**General Motors (GM) has confirmed that it plans to cut 10,000 jobs across its European car unit Opel, which includes the Vauxhall brand in the UK.**The announcement comes a day after GM said it was cancelling its September agreement to sell Opel to Canadian car parts firm Magna.
The planned 10,000 redundancies is broadly similar to the amount Magna had said it was aiming to cut.
Earlier GM’s decision to keep Opel was welcomed in the UK but angered Germany.
Opel employs a total of 54,000 workers across Europe, with 25,000 based in Germany.
In the UK, its Vauxhall brand employs 5,500 people across two plants in Luton and Ellesmere Port.
‘Ugly face’
Earlier GM’s decision to hold onto Opel and Vauxhall was welcomed as a “fantastic decision” by Tony Woodley, the leader of the UK’s Unite union, and himself a former Vauxhall worker.

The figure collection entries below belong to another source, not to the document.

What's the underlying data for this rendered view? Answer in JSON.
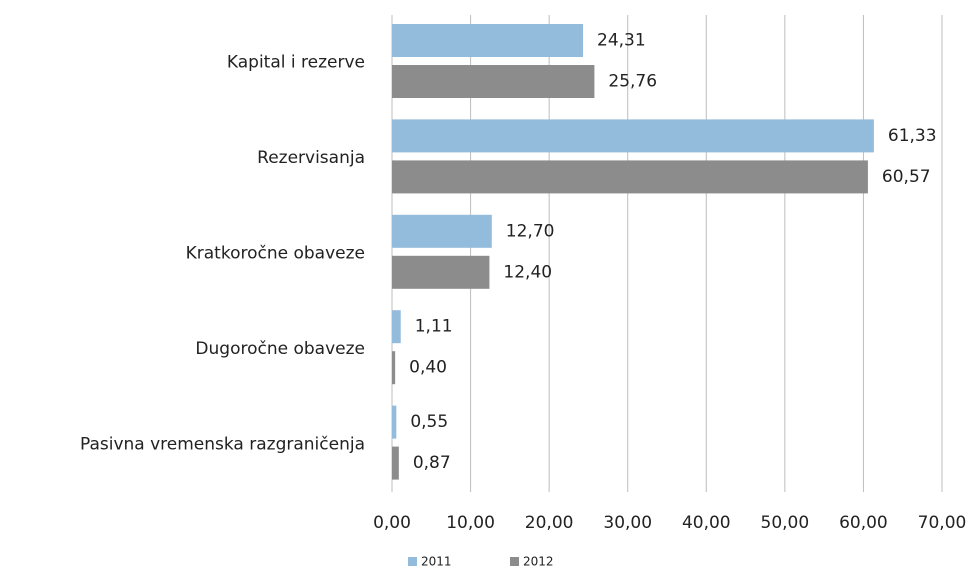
{
  "chart_data": {
    "type": "hbar",
    "categories": [
      "Kapital i rezerve",
      "Rezervisanja",
      "Kratkoročne obaveze",
      "Dugoročne obaveze",
      "Pasivna vremenska razgraničenja"
    ],
    "series": [
      {
        "name": "2011",
        "color": "#93bbdc",
        "values": [
          24.31,
          61.33,
          12.7,
          1.11,
          0.55
        ],
        "value_labels": [
          "24,31",
          "61,33",
          "12,70",
          "1,11",
          "0,55"
        ]
      },
      {
        "name": "2012",
        "color": "#8c8c8c",
        "values": [
          25.76,
          60.57,
          12.4,
          0.4,
          0.87
        ],
        "value_labels": [
          "25,76",
          "60,57",
          "12,40",
          "0,40",
          "0,87"
        ]
      }
    ],
    "xlim": [
      0,
      70
    ],
    "xticks": [
      {
        "value": 0,
        "label": "0,00"
      },
      {
        "value": 10,
        "label": "10,00"
      },
      {
        "value": 20,
        "label": "20,00"
      },
      {
        "value": 30,
        "label": "30,00"
      },
      {
        "value": 40,
        "label": "40,00"
      },
      {
        "value": 50,
        "label": "50,00"
      },
      {
        "value": 60,
        "label": "60,00"
      },
      {
        "value": 70,
        "label": "70,00"
      }
    ],
    "grid": true,
    "legend": "bottom"
  }
}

However, unions in Germany said workers would begin walk-outs from Thursday in protest at GM’s decision.
Meanwhile, the German government, which had backed the sale of Opel to Magna, has demanded GM repay a 1.5bn euro ($2.2bn; £1.3bn) loan.
German leaders and labour unions had favoured a sale to Canadian car parts maker Magna, as the best way to save German jobs as it included a guarantee that no German factory would be closed.
Juergen Ruettgers, premier of the German state of North Rhine-Westphalia, where there are fears that the Opel plant in Bochum could now face closure, called GM’s decision to hold onto Opel as “the ugly face of turbo-capitalism”.